#histoire #03 | La réunion

L’homme du fond que de cheveux par plaques désertent au sommet du crâne tapote sur le clavier de son iPhone d’un air affairé, donnant l’impression qu’il jongle entre les rendez-vous, les rapports à lire, c’est ce que ça dégage à première vue quand on ne le connaît pas, mais on le connaît bien, chacun sait qu’il n’en fout pas une. Bijou : chevalière plombant son auriculaire qu’il a gonflé comme son ventre. Expression : Blasée. 

Celui à côté, oui dans le coin là, planqué derrière la plante verte, avec son écran d’ordinateur qui devient opaque quand on le regarde en oblique, un truc d’espions, ça respire la parano.
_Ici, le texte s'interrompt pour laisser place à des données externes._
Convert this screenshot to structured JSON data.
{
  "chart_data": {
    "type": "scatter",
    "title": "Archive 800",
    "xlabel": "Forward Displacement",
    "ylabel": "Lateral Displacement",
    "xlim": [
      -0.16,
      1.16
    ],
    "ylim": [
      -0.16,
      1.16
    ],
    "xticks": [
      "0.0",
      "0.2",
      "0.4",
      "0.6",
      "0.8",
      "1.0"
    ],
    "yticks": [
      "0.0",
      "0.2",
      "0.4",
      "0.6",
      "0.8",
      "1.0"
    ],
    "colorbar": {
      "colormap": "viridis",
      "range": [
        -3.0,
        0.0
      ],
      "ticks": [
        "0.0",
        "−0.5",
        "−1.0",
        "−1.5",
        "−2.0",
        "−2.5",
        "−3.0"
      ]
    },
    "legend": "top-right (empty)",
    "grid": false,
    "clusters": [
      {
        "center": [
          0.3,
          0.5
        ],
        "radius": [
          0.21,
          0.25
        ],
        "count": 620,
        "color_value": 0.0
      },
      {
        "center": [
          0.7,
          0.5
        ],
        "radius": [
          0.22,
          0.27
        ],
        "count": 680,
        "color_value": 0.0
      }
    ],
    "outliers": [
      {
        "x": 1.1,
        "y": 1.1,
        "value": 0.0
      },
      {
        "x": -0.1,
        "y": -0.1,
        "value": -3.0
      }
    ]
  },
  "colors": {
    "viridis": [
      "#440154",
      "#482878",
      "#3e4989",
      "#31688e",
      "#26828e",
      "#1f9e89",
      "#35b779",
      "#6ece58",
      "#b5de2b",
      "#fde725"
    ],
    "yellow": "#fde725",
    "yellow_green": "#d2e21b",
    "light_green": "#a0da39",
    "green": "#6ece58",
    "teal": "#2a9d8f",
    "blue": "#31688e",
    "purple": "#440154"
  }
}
Visage poupin d’adolescent, cuisses épaisses, court sur pattes et propre sur lui que c’en est irritant. Sourcils savamment épilés, feuilletant son agenda avec la méticulosité d’un dentiste comme pour vérifier que ses journées sont aussi bien repassées que ses chemises (dont il attache le dernier bouton étranglant ainsi pomme d’Adam et velléité de sourire). Bijou : néant, mais on le verrait bien avec un collier de perles, histoire de rigoler. Expression : sournoise. 

Elle, que des cheveux bouclés en cascade viennent caresser le cachemire de son pull orange. En V plongeant. Sur ses seins qu’elle a gros. Taille fine, pantalon à pince, talons claquant sur le carrelage avant de s’asseoir avec précaution, fesses en arrière. Arrière-pensées derrière sourires aristocratiquement distribués. Soupir en posant ses yeux qu’elle détourne bien vite sur un collègue emmêlé dans les câbles du rétroprojecteur. Ne fait pas un geste pour l’aider. En même temps, les autres non plus. Bijoux : ostentatoires. Expression : ennuyée. 

Pantalon noir, Doc Martens noires, doudoune noire, sac noir, visage d’ange. On devine que l’innocence chez elle est un jeu, une façon d’endormir l’ennemi. A chaque fois qu’on lui pose une question, elle répond : “c’est une excellente question”, puis plisse les yeux et soupèse chaque parole qui sort de sa bouche. Bijoux : tatouage d’aigle sur son avant-bras, mot russe sur le haut du dos. Expression : hypervigilance. 

La moustache blanche comme une meringue, montures épaisses de styliste parisien, cerveau protubérant de joueur d’échec, le tout monté sur une épaisse colonne de marbre qui lui sert de cou. Chaque coup est un pari, papi Poker pyromane qui n’a pas peur des duels à grande échelle si possible. Guerre des mondes, des étoiles, il en fait son jus, sa carrière. Bijou : chaîne en argent, alliance dont on devine la jumelle posée sur le doigt d’une épouse dévouée et souvent à la cuisine. Expression : ironique.